- Born: June 26, 1921 The Bronx, New York, United States
- Died: July 24, 2003 (aged 82) Glen Ridge, New Jersey
- Area: Cartoonist
- Pseudonyms: Doc Kremer; Doc; R. Grey; R.G.; Flo Kraemer;
- Notable works: Harvey Comics; Richie Rich; Hot Stuff the Little Devil; Stumbo the Giant; Planet Terry;

= Warren Kremer =

American comic creator (1921–2003)

Warren Kremer (June 26, 1921 – July 24, 2003) was an American comics cartoonist best known for his creation of the Harvey Comics characters Richie Rich, Hot Stuff the Little Devil and Stumbo the Giant. His style is known for big, bold compositions, and a keen sense of contrast and color.

== Biography ==
=== Childhood and early career ===
Kremer was born in The Bronx, the son of a sign painter. He had a sister, Anita. Kremer counted Alex Raymond's Flash Gordon and Hal Foster's Prince Valiant among his influences.

He attended the High School of Music and Art and the School of Industrial Art in New York City. Kremer then did layout, lettering, and illustrations for pulp and aviation magazines for ten years. He gradually took on more comics work in Ace Publications, his first title being Hap Hazard. He married that title's letterer, Grace. Due to a hernia, Kremer did not serve in World War II.

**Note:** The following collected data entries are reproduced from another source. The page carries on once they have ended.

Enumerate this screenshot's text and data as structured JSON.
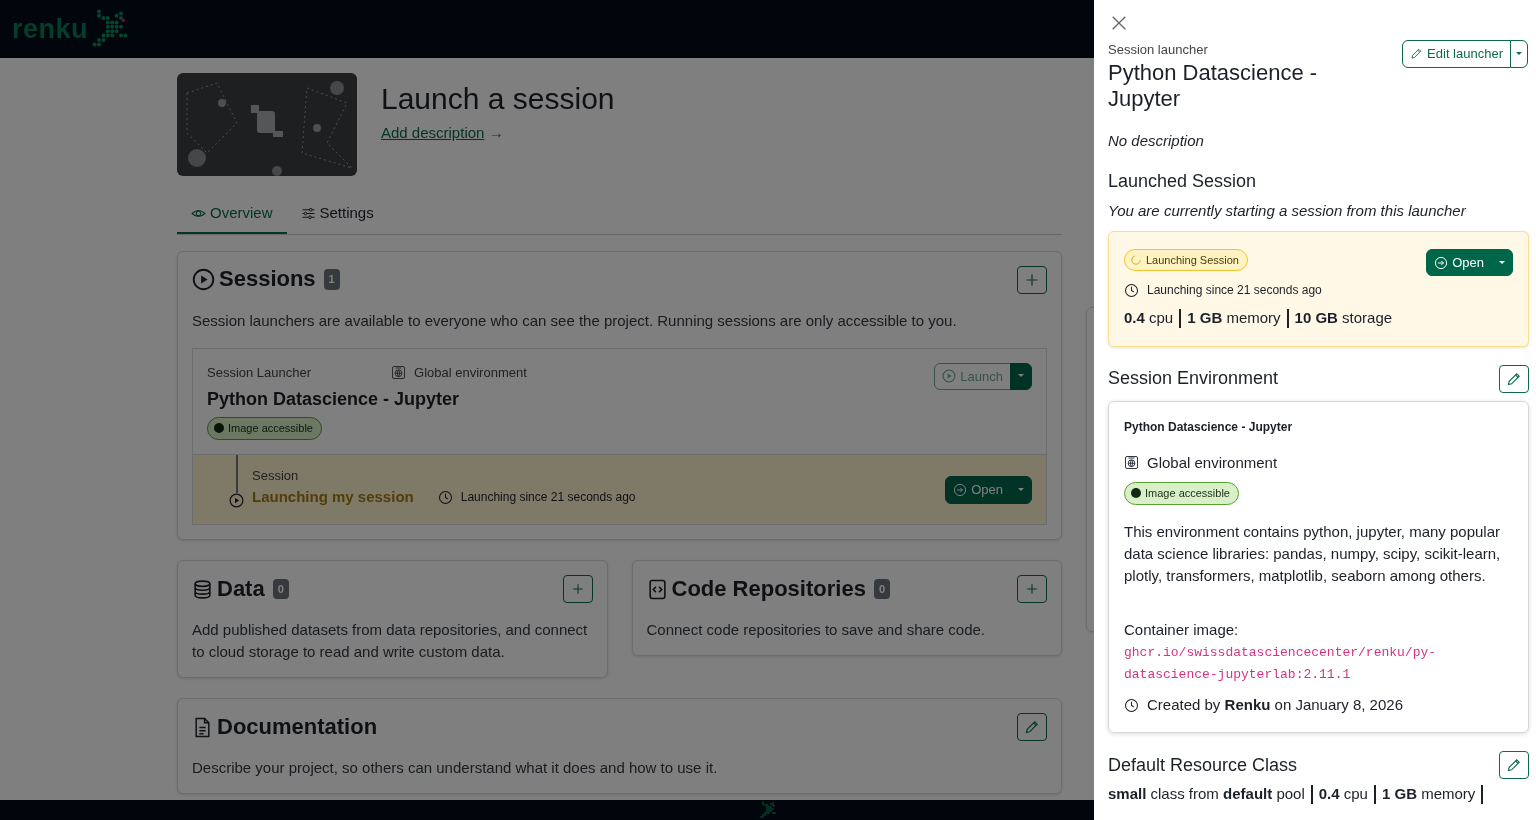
{
  "navbar": {
    "logo": "renku"
  },
  "project": {
    "title": "Launch a session",
    "add_description": "Add description",
    "arrow": "→",
    "tabs": [
      {
        "label": "Overview",
        "selected": true
      },
      {
        "label": "Settings",
        "selected": false
      }
    ]
  },
  "sessions": {
    "title": "Sessions",
    "count": "1",
    "description": "Session launchers are available to everyone who can see the project. Running sessions are only accessible to you.",
    "launcher": {
      "label": "Session Launcher",
      "environment": "Global environment",
      "name": "Python Datascience - Jupyter",
      "image_status": "Image accessible",
      "launch_button": "Launch",
      "session": {
        "label": "Session",
        "name": "Launching my session",
        "status": "Launching since 21 seconds ago",
        "open_button": "Open"
      }
    }
  },
  "sections": [
    {
      "kind": "data",
      "title": "Data",
      "count": "0",
      "description": "Add published datasets from data repositories, and connect to cloud storage to read and write custom data."
    },
    {
      "kind": "code",
      "title": "Code Repositories",
      "count": "0",
      "description": "Connect code repositories to save and share code."
    },
    {
      "kind": "docs",
      "title": "Documentation",
      "description": "Describe your project, so others can understand what it does and how to use it."
    }
  ],
  "panel": {
    "label": "Session launcher",
    "title": "Python Datascience - Jupyter",
    "edit_button": "Edit launcher",
    "description": "No description",
    "launched": {
      "title": "Launched Session",
      "subtitle": "You are currently starting a session from this launcher",
      "status": "Launching Session",
      "open_button": "Open",
      "since": "Launching since 21 seconds ago",
      "resources": [
        "**0.4** cpu",
        "**1 GB** memory",
        "**10 GB** storage"
      ]
    },
    "environment": {
      "title": "Session Environment",
      "name": "Python Datascience - Jupyter",
      "type": "Global environment",
      "image_status": "Image accessible",
      "description": "This environment contains python, jupyter, many popular data science libraries: pandas, numpy, scipy, scikit-learn, plotly, transformers, matplotlib, seaborn among others.",
      "container_label": "Container image:",
      "container_image": "ghcr.io/swissdatasciencecenter/renku/py-datascience-jupyterlab:2.11.1",
      "created": "Created by **Renku** on January 8, 2026"
    },
    "resource_class": {
      "title": "Default Resource Class",
      "items": [
        "**small** class from **default** pool",
        "**0.4** cpu",
        "**1 GB** memory"
      ]
    }
  }
}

=== Harvey Comics (1948–1982) ===
Steve Mufatti, a friend and colleague of Kremer's, had a part in getting him work at Harvey Comics, starting with freelance work in 1948. Harvey editor Sid Jacobson was frustrated by the poor design of most comics at the time. He watched animated films and wanted to know why his comics couldn't look as good. So Kremer was brought on board to bring an animation design to comics. Kremer improved the layout of the panels, creating a much greater depth of field. His characters were better constructed, which added mass and allowed the books to look more "real". Eventually, Kremer's influence was felt throughout the entire comic book industry.

Kremer created or defined many of the most well known Harvey characters, including Casper the Ghost, Hot Stuff, Joe Palooka, Little Audrey, Little Max, Richie Rich, and Stumbo the Giant. Kremer also excelled at realistic treatments, producing top-quality work for Harvey's romance, war, and horror genre titles. He was the top artist at Harvey, where he worked for 35 years mostly as an art editor.

In addition to his regular pencilling, Kremer contributed animation storyboards, pencilled, inked and colored most of the thousands of covers for every one of Harvey's humor titles.

=== Later career (1983–1989) ===
After Harvey ended publication in 1982, Kremer created and/or drew several characters for Marvel Comics' Star Comics line, including Count Duckula, Ewoks, Planet Terry, Royal Roy, and Top Dog.

===Personal life===
Kremer was married to wife Grace, with whom he had two sons, Richard W. and Peter R., and two daughters, Maryanne Kremer-Ames and Suzanne Petrozzino.

In 1989, a stroke left him paralyzed on his left side, which included his drawing hand. Kremer died July 24, 2003, in Glen Ridge, New Jersey. He was living in nearby Bloomfield at the time of his death.